Frank’s eyes immediately went to his watch once the door closed shut. He stuffed his hand in his pocket and nervously felt for his collapsible truncheon and spider balaclava, hoping that Sally would let out a premature scream. After all, waiting was the real torture of the operation.
Though every ticking second filled Frank with dread that Sally’s well-being would come once again in jeopardy, the real anguish he felt in the delay of time was the pestering thought he had of the client setting himself onto Frank’s damsel. His heart would pound in a mixture of indignation and envy, his mind run frantic with monstrous and covetous thoughts. Perhaps, he thought, that is why Sally always had him wait instead of outright mug the client: to use his suppressed lust for her and his quickly stoked hatred for the client to stir him in getting the job done.
“Alright, you’ve had your time,” Frank said to himself as his watch reached three minutes.
With one hand he slipped the mask over his face, and the other he relinquished and flipped upon his truncheon. But as he opened the door to their room, he marveled seeing the lights off and the room quiet, save for the closed bathroom door that shone a sliver of light and hissed faintly with the sound of a running shower. Though it was unlike her to leave all lights off, Frank knew of instances when operating in total darkness had provided him the necessary edge, though always with the help of some sound.

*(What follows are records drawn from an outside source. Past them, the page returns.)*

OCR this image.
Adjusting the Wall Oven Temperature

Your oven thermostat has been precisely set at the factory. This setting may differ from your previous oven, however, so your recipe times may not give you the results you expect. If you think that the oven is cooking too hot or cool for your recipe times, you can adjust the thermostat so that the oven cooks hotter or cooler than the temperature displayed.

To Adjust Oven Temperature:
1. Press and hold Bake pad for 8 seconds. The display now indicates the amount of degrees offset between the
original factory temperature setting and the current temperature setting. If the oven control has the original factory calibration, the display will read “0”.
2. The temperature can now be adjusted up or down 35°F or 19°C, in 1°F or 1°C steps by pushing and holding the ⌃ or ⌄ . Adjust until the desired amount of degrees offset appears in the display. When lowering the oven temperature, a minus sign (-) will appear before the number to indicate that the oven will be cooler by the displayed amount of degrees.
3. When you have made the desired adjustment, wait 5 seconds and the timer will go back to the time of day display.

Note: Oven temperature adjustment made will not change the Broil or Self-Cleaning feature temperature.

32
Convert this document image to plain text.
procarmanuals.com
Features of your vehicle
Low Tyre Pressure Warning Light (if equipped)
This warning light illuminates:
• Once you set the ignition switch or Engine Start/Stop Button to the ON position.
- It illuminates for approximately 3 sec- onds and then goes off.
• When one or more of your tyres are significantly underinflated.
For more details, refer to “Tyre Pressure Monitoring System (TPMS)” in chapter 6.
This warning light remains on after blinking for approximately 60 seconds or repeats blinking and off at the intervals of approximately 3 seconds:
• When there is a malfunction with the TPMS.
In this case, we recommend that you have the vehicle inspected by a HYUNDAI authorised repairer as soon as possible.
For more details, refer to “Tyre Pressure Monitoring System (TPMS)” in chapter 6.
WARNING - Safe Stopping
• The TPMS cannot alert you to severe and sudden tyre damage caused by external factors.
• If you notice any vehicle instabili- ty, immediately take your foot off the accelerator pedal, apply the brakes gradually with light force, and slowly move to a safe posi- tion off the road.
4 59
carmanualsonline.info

Frank cautiously stepped to the bathroom door, holding his truncheon tight in hand, over his head, while slowly opening the door with his other.
And to his surprise, the bathroom was empty.
Then, a blinding light pierced through the room’s windows accompanied by a flashing red and blue strobe, and Frank could make out nothing but the figure of the client stepping out from a closet space.
“That’s him!” Frank heard Sally shriek from somewhere in the room. “That’s the killer! That’s my captor!”
Frank did only what he knew to do. He charged.
He made it within striking distance before two pistol rounds pierced into his chest. He staggered for a second, the blood loss forcing him to his knees, and then collapsed back as the client’s heel struck him in the chest.
“This is Officer Bucik,” the figure began after barking into his radio. “Suspect is down and will need medical attention…if he makes it.”
“She,” Frank attempted to sputter as he felt blood fill his lungs. He slowly pointed his truncheon Sally, seeing her rise out from underneath the bed, the faintest crack of a smirk barely visible through the darkness.
“She’s the…the…the Ma…the Man…”
“Save it for a judge, meathead, if you live to see a courtroom,” the undercover cop spat. “Only good Mask, is a dead one.”